Honda motorcycles were designed by Soichiro Honda, but his passion was vehicles. Driving fast plus racing were endeavors he enjoyed, and this obsession was complemented by his mechanical knowledge, picked up from working in an auto repair shop while he was in his teens. He owned both a Harley Davidson and an Indian, and he was in fact quite experienced at motorcycle riding.

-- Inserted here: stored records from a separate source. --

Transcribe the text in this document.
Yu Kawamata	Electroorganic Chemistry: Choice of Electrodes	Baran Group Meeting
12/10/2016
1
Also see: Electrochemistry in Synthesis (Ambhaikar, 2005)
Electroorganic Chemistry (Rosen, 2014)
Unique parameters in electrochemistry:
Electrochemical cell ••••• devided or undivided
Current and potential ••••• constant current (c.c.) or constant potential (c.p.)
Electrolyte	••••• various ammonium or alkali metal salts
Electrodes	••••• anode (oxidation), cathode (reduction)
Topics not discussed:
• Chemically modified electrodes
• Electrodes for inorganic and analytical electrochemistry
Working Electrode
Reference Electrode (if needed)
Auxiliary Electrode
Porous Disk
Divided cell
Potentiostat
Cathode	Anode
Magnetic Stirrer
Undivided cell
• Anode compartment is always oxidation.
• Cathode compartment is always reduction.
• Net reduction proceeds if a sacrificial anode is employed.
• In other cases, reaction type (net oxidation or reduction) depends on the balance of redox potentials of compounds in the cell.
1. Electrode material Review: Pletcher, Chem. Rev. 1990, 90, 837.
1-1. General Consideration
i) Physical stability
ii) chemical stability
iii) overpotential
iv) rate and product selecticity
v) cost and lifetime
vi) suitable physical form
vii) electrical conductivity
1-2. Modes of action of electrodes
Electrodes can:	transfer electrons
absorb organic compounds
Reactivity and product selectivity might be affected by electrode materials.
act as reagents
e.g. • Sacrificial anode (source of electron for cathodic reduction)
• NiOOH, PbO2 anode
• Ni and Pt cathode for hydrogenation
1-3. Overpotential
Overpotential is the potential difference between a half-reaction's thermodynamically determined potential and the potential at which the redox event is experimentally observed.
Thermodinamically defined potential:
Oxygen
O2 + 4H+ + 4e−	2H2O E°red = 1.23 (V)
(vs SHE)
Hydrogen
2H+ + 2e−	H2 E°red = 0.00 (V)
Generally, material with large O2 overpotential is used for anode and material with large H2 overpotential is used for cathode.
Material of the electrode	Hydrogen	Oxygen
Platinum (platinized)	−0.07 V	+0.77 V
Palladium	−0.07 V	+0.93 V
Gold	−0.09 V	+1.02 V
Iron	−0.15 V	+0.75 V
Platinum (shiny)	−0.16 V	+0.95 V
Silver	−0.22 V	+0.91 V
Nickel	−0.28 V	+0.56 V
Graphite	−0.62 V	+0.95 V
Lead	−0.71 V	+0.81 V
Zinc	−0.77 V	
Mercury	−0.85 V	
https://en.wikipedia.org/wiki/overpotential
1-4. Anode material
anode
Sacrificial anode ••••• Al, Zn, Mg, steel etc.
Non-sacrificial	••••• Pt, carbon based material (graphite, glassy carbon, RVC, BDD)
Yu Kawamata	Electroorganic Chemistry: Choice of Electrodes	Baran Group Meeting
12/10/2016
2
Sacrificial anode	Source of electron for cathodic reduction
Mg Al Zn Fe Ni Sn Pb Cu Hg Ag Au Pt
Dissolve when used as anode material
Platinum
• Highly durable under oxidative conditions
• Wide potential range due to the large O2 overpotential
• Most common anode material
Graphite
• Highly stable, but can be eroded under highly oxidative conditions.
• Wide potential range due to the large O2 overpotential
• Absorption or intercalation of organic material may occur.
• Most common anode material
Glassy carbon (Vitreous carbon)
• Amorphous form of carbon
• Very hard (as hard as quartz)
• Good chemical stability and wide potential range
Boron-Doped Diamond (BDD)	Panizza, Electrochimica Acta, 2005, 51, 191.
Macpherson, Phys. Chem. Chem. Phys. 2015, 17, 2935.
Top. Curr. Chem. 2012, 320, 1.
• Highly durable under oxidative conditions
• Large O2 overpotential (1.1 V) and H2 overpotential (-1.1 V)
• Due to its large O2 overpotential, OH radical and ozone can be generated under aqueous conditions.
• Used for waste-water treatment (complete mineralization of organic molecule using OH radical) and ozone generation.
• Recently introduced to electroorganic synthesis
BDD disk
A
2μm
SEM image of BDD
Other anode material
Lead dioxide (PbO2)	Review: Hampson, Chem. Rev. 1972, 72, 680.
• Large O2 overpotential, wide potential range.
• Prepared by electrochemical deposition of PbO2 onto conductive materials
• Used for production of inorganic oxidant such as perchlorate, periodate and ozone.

It was only when he was 41, in 1948, that Honda began his very own Honda Motor Company, but he had already owned an auto repair shop, starting way back in 1928. He paid a great deal of attention to good quality, because he believed that to compete he needed well-designed products that were made well. His firm just about fell flat in 1953, even though motorcycle sales were increasing, as a result of economic depression in Japan. He kept his manufacturing facility up and running so as to avoid laying off people, even though only a small number of motorcycles were being bought. It turned out to be a good decision, because in 1958 the most successful motorcycle at any time, the C100 Super Cub, was launched. The bike, which had a three speed transmission and a four-stroke motor, was a multipurpose bike that was cheap and could be used by anyone.

Not only could new users operate it effortlessly, but it became a way of commuting for women. By 1959, as a result of this bike, the biggest maker of motorcycles was Honda. This directed them to plan to start expanding around the world. They believed that the USA was the main market to seize at the outset. Success in America would inevitably bring about success worldwide, they believed. The first store selling Honda motorcycles opened in June of 1959, in Los Angeles, and by 1960, successful dealerships, selling Honda's, were more than 75.

By means of community involvement , mainly through sponsoring 50% of the funding needed by a couple of organizations, Honda became a trusted brand. The associations, which were sincerely appreciated by motorcycling enthusiasts, were the Motorcycle Safety Council and the Motorcycle Industry Council. Honda went on to produce new motorcycles during the 1970's, which people could not get enough of, keeping them atop the industry. In 1973 Honda motorcycles were the victors of over 70 races around the globe, and they were soon renowned as the speediest available. Many other bike companies were quick to leap on the bandwagon, when, in 1975, touring bikes became fashionable as well as comfortable, following the introduction of the GL1000 Gold Wing.

Honda continued to develop innovative motorcycles which interest a cross-spectrum of cultures. Every year Honda donate a whole lot of motorcycles to what they deem as worthwhile causes, and this helps retain the respect and fondness with which they are regarded. They continue to be active in bike safety by financing training courses and making sure motor cyclists have the best information. For a number of decades they've proven their motorcycles to be probably the most reliable of those manufactured. They've already become legendary rulers in the motorcycle industry, in no small part because of their determination to innovate irrespective of the circumstances.